Swelled with nationalist pride
Internet has a hand in stitching up new nations from the fabric of old regions
If you haven’t noticed, cracks are appearing from within previously impermeable boundaries of nation-states.
The number of countries in the world is 196 today, but it could surpass 200 if the nationalist programs already in motion were to succeed. What are we to make of this uptick in the fortunes of nationalists?
Quebecers have been debating the advantages and disadvantages of independence recently as part of their provincial election campaign. It’s tempting to regard this as nothing new, since the province has staged not one, but two referendums on independence. But the language and rhetoric of national identity have been heating up elsewhere, too.
Consider last month’s referendum on independence in Crimea. Many have argued the vote was rigged, but such claims didn’t prevent Russia from annexing the region.
Similarly, people in the Veneto region of Italy, including the city of Venice, voted recently in an online referendum to separate. Sardinia has similar plans. It’s not clear in the Italian case what a “yes” vote means in practical terms, since there are no mechanisms in place to allow an Italian region to separate.
Then there are the usual suspects, those regions that have been discussing independence for many years and have decided to put it to a vote. Scotland’s referendum on independence takes place this September. In November, Catalonia in Spain will do the same.
There are political battles, linguistic tensions and historical antecedents for the current crop of regions seeking national status. However, such fractures have generally been tamped down by national governments that have much to lose by seceding regions. The nation-state controls the financial and political resources to slow nationalist movements within its boundaries. It also wields the ultimate weapon to prevent division, in the form of a national army.

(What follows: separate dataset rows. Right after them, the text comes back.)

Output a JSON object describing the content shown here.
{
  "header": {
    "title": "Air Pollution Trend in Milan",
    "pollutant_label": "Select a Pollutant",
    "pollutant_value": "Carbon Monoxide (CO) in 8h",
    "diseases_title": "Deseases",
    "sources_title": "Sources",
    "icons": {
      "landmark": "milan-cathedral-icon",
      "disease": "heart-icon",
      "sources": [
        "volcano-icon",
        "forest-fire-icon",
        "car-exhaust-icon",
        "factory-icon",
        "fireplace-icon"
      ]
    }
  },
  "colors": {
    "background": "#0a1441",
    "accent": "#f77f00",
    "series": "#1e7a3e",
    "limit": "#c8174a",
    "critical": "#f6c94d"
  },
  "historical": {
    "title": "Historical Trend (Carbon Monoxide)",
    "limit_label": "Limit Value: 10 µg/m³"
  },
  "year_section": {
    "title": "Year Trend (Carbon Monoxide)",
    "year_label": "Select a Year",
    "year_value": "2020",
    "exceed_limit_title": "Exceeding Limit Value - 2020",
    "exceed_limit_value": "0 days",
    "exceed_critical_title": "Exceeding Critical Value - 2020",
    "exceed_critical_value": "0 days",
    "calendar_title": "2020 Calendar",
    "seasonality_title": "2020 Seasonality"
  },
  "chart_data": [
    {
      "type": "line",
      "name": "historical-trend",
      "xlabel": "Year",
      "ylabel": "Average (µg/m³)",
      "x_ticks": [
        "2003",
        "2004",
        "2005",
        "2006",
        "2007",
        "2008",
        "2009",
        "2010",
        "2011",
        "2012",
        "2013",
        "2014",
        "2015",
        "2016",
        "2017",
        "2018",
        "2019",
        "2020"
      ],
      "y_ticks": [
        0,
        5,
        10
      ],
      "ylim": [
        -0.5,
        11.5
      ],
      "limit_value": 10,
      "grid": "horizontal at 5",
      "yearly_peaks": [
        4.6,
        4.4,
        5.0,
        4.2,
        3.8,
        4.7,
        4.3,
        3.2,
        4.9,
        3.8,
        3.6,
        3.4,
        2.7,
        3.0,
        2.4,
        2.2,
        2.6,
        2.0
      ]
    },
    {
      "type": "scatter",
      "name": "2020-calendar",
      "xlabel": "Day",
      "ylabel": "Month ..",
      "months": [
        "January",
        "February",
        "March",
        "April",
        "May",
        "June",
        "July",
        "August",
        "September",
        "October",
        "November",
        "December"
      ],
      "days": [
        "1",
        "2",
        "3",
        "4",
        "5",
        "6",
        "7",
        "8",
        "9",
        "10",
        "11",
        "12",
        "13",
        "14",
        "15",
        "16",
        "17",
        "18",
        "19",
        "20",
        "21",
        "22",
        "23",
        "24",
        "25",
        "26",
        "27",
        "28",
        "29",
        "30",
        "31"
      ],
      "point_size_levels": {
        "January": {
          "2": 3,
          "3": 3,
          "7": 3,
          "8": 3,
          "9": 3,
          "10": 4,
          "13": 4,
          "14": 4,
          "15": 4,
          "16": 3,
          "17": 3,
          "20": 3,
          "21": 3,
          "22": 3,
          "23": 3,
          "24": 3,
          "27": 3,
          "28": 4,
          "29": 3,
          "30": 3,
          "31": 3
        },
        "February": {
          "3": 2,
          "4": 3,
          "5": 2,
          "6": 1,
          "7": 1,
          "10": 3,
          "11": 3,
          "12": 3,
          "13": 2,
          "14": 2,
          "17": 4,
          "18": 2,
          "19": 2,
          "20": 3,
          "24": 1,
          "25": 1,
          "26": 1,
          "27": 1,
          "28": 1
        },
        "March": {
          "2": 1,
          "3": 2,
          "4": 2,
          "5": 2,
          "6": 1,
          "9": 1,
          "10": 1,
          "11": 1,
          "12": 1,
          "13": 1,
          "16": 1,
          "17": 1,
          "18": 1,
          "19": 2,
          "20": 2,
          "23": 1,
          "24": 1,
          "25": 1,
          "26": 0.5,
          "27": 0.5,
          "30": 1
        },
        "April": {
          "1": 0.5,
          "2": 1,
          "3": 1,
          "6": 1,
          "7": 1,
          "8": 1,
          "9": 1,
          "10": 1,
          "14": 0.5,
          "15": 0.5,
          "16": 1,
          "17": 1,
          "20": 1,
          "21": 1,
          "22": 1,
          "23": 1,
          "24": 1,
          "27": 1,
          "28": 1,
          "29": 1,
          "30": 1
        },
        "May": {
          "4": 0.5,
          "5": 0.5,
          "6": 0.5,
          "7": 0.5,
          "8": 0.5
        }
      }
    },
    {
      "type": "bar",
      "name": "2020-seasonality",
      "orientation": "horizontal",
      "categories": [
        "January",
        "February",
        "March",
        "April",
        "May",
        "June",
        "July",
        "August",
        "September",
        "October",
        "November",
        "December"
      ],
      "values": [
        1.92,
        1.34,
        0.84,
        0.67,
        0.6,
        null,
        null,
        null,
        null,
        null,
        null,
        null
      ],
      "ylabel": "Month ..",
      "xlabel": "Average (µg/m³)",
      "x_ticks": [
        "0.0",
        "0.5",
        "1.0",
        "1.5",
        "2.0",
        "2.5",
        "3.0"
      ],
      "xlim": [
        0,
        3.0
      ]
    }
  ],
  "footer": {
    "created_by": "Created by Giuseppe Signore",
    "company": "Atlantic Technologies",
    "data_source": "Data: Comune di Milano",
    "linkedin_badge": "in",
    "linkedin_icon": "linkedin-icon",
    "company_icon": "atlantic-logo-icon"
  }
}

So why the rush on national identity now?
There’s a case to be made that the most far-reaching of our technologies, the one that subtly but surely changes how we organize ourselves and view our status as citizens of localities, regions, and nations, may provide at least part of the explanation. That technology is, of course, the Internet. Although Scotland and other countries, including Canada, because of the Internet access people have to language resources.
The Scottish Parliament has a comprehensive and rather expensive five-year plan to promote Scottish Gaelic, mainly using online strategies. When a declining language is brought back to life using the storage and communication capacities of the Internet, the glories of the nation can be reborn.
Second, although the Internet is often lauded as a space within which universal understanding can be promoted, the actual results are often the opposite. As a professor, I know
“On the Internet, nationalists can … raise funds and political support quickly and with less opposition and fewer distractions than they would have experienced in the past.”
MARCO ADRIA
the Internet can’t be used to explain everything about the surge in new nationalisms, it is part of the story. The Internet can be used to boost the fortune of nationalists in at least two ways.
First, the Internet is a medium by which the importance of a nationalist cultural program can be consolidated and expanded. For one, languages or dialects that have been fading in popularity and usage over centuries can be revived.
Consider Scotland. Fewer than two per cent of the population in Scotland speaks Scottish Gaelic. Yet the Scottish Gaelic language has been on the upswing in the last decade in that an online discussion by my students can promote a meaningful exchange of opinions and diverse perspectives. However, the Internet can also function like an echo chamber, a place in which the only voices we hear are very much like our own. We can communicate with anyone around the world, and we do. But particularly in times in which we experience fear or anger, we can use the Internet to retreat to closed online groups. Within those groups, we can link up— 24 hours a day, if we wish — with those who think, talk, sound and act like us. We can hear local concerns and connect them to previously dormant national aspirations.
Third, using multimedia, the stories, songs and heroes of the ancient nation, now bound up as a humiliated region within a larger dominating nation-state, can be retrieved from historical neglect. They can be presented on websites and consumed online and, most importantly, revised continually as part of an emerging narrative about the national tragedy — the tragedy that can be made right through political separation and independence.
Internet theorist Mark Poster, who spoke in Edmonton as part of the celebrations of the centenary of media philosopher Marshall McLuhan’s birth in our city, has suggested that the ultimate effect of the Internet on society is that we experience a new sort of culture. It’s a culture that is “at once more general and more local than the nation-state.”
I think that what he means by this is that when we are online, we communicate globally and locally — simultaneously.
On the Internet, nationalists can choose to talk only with nationalists. They can create new websites displaying national pride. They can raise funds and political support quickly and with less opposition and fewer distractions than they would have experienced in the past.
The “universal and the particular” that is at the centre of the Internet experience is a contradictory idea, difficult to take in at first. But it may provide a clue to understanding the renewed interest—in Canada and around the world — in stitching up new nations from the fabric of old regions.